Archive clips of adulatory TV interviews show how, once the brand was established, complaints about this startling ethos were dismissed as heresy, with the backing of the powerful. For the Love of God? shows how figures such as Teresa are a key component of unjust societies, dabbing balm on the consciences of those who send “thoughts and prayers” to the vulnerable while ensuring they remain so. It is OK for us to concentrate wealth in fewer and fewer hands at the expense of the masses: someone, somewhere will help them. One thinks of David Cameron tweeting photographs of himself visiting food banks he helped to create, having encouraged the “big society” to care so that he didn’t have to.

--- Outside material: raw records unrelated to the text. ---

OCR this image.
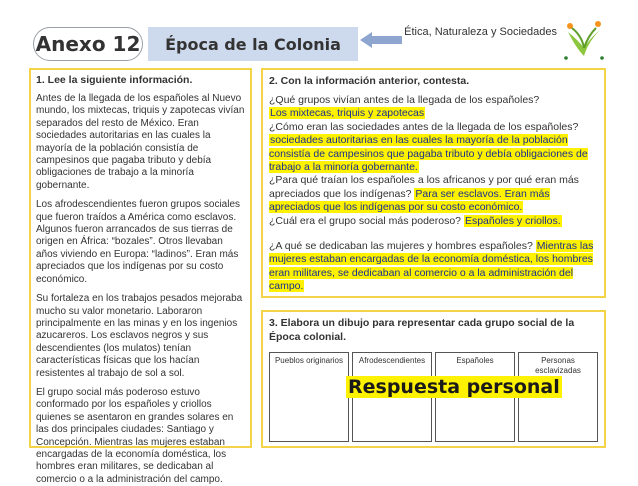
Anexo 12	Época de la Colonia
Ética, Naturaleza y Sociedades
1. Lee la siguiente información.
Antes de la llegada de los españoles al Nuevo mundo, los mixtecas, triquis y zapotecas vivían separados del resto de México. Eran sociedades autoritarias en las cuales la mayoría de la población consistía de campesinos que pagaba tributo y debía obligaciones de trabajo a la minoría gobernante.
Los afrodescendientes fueron grupos sociales que fueron traídos a América como esclavos. Algunos fueron arrancados de sus tierras de origen en África: “bozales”. Otros llevaban años viviendo en Europa: “ladinos”. Eran más apreciados que los indígenas por su costo económico.
Su fortaleza en los trabajos pesados mejoraba mucho su valor monetario. Laboraron principalmente en las minas y en los ingenios azucareros. Los esclavos negros y sus descendientes (los mulatos) tenían características físicas que los hacían resistentes al trabajo de sol a sol.
El grupo social más poderoso estuvo conformado por los españoles y criollos quienes se asentaron en grandes solares en las dos principales ciudades: Santiago y Concepción. Mientras las mujeres estaban encargadas de la economía doméstica, los hombres eran militares, se dedicaban al comercio o a la administración del campo.
2. Con la información anterior, contesta.
¿Qué grupos vivían antes de la llegada de los españoles?
Los mixtecas, triquis y zapotecas
¿Cómo eran las sociedades antes de la llegada de los españoles?
sociedades autoritarias en las cuales la mayoría de la población consistía de campesinos que pagaba tributo y debía obligaciones de trabajo a la minoría gobernante.
¿Para qué traían los españoles a los africanos y por qué eran más apreciados que los indígenas? Para ser esclavos. Eran más apreciados que los indígenas por su costo económico.
¿Cuál era el grupo social más poderoso? Españoles y criollos.
¿A qué se dedicaban las mujeres y hombres españoles? Mientras las mujeres estaban encargadas de la economía doméstica, los hombres eran militares, se dedicaban al comercio o a la administración del campo.
3. Elabora un dibujo para representar cada grupo social de la Época colonial.
Pueblos originarios	Afrodescendientes	Españoles	Personas esclavizadas
Respuesta personal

But, by happenstance, the programme is more timely than that. Next week, the series delves into the rise of the American religious right in the 1980s under Ronald Reagan, and how Teresa helped it by campaigning against the “pure murder” of abortion. Such hatred is afoot again in the US. Harsh as For the Love of God? may have ended up being on an individual whose flaws were magnified by a fame she couldn’t control, the portrait showing where dogma and hysteria can lead is painfully pertinent.
Anyway, she would not have minded. For the Love of God? ends its opening instalment with a statement from Missionaries of Charity, which continues Teresa’s work: “If she were alive today, she would pray for her accusers and forgive them.”